PW: I would argue that it’s been a fairly decent record. Yeah, we can look at the early 1980s, late ’70s, and go, “Yeah, that was a misstep.”

We can look at the deflation and the Depression, but they were just getting their legs under them and trying to figure out how this stuff worked, so they made some big mistakes back then, but it’s been decent. If you look at the inflation history, it has been that. But anyway, so she’s saying they haven’t had a good history, but anyway, keep going.

JS: The idea is you have a money unit that’s dependable, that’s trustworthy. And that was what the founders had in mind when Congress was given the power to regulate the money; it was in the same sentence as defining official weights and measures.

PW: So, if we look around the world, we look at other countries, why has the stablecoin taken off? The stablecoins, the ones that have been talked about so much in the new regulations that are out there, are based on the dollar, the U.S. dollar.

Why has it taken off? Because a lot of countries around the world don’t have stable currencies.


So what they’re doing is they’re trying to piggyback off of the dollar, which has been a more stable currency.


JS: Because money was meant to be an honest measure. So is 2% a policy of deliberate debasement because you think you can chisel away the purchasing power of the money that people have earned?

Devaluation of the Dollar

JK: Or how much you have to pay back from how much you borrow, it’s easier to pay, it’s easier for debt service on our total debt, right?

PW: 


So the point that he’s making right there is that everybody benefits from the devaluation of the dollar. 


To give you an example of that, I had a guy that ran a very large company. I was going to name the industry, but I won’t. A very large company.

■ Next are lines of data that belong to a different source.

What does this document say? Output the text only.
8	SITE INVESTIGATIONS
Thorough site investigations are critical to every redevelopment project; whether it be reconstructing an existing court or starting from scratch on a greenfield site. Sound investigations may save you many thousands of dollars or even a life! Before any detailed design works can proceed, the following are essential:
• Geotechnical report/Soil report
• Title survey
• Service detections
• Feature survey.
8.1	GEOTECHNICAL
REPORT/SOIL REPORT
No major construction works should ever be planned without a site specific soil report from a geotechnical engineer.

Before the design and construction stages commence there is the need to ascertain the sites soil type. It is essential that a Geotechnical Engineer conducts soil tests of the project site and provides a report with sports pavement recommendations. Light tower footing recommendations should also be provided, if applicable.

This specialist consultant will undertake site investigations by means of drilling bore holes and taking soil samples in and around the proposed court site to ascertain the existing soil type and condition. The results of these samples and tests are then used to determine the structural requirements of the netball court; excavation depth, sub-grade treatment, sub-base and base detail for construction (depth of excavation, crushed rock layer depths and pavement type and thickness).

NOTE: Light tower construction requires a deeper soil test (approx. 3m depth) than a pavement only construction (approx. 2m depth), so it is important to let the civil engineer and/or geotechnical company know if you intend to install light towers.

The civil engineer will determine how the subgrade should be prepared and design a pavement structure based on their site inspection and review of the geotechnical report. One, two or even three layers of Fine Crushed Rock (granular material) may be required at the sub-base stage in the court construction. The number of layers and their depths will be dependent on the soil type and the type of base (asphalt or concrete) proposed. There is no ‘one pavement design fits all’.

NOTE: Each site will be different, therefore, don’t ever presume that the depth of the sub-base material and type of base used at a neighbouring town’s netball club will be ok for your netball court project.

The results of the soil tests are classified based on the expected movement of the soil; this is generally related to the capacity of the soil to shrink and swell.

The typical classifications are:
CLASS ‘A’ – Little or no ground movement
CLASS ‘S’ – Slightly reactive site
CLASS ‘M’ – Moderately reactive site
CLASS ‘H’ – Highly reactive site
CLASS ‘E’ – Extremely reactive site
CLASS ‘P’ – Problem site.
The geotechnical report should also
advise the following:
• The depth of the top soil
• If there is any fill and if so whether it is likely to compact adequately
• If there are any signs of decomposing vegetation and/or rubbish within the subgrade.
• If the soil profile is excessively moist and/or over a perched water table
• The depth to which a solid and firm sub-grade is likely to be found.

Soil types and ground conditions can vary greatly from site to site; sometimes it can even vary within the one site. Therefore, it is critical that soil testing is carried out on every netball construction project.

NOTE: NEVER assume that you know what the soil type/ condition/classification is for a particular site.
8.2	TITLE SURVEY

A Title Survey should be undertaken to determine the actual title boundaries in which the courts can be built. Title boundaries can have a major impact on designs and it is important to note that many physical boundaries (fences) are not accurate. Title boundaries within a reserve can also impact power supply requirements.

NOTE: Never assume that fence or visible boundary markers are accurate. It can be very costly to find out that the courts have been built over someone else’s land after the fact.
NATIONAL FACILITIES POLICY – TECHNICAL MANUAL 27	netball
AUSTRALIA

His son was poised to take over the company. And his son, being very scared about taking this position of running his dad’s company and possibly running it into the ground, goes, “Dad, why don’t you just pay off your mortgage? I don’t know why you don’t just pay off your mortgage.”

And he goes, “Keith, let me tell you something.” He said, “Keith, when I took out this mortgage, $50,000 was a huge sum of money.”

EB: Yeah. Probably.

PW: And he says, “Now it’s a drop in the bucket.” He says, “I’m repaying with depreciated dollars. The dollars aren’t worth as much,” was the point that he was making.

Because he could make a lot more money running his company, and the amount of money that he could make using his own money to run that company — his return on capital was much, much greater than what the mortgage was costing was his point. So that’s the point that Joe Kernen is making right here: “Hey, everybody benefits.”

“The government is repaying with depreciated dollars when they borrow money too.” That’s the point she’s making, is the government is taking money out of the citizen’s pocketbook, and he’s making the point, “Well, everybody’s benefiting on this, really.”

And it was funny, it was when he said that, she had the deer-in-the-headlights look. It was like, “Yeah, you got me on that one.” It was funny to watch the look on her face.

EB: It benefits people that are financing their future.

PW: Yeah. Yeah. Exactly right.

EB: If you take cash for everything, it doesn’t quite have that same advantage.

PW: Yeah. That is quite right. And then the point he was talking about is the idea of debt.

JK: So there are reasons to want to do it.

JS: Yes, but that’s in the government’s interest.

PW: It’s not just in the government’s interest.

JS: Not in the interest of individuals in the private sector. It would define really their plans in life and for their family in terms of being able to count on a reliable store of value.

JK: But if they can’t even come close to two with any accuracy and you’re trying to get to zero, what if you overshoot? You have deflation, which is even worse than 2% inflation, isn’t it?

JS: Well, a little bit of deflation is actually the natural way of economic development.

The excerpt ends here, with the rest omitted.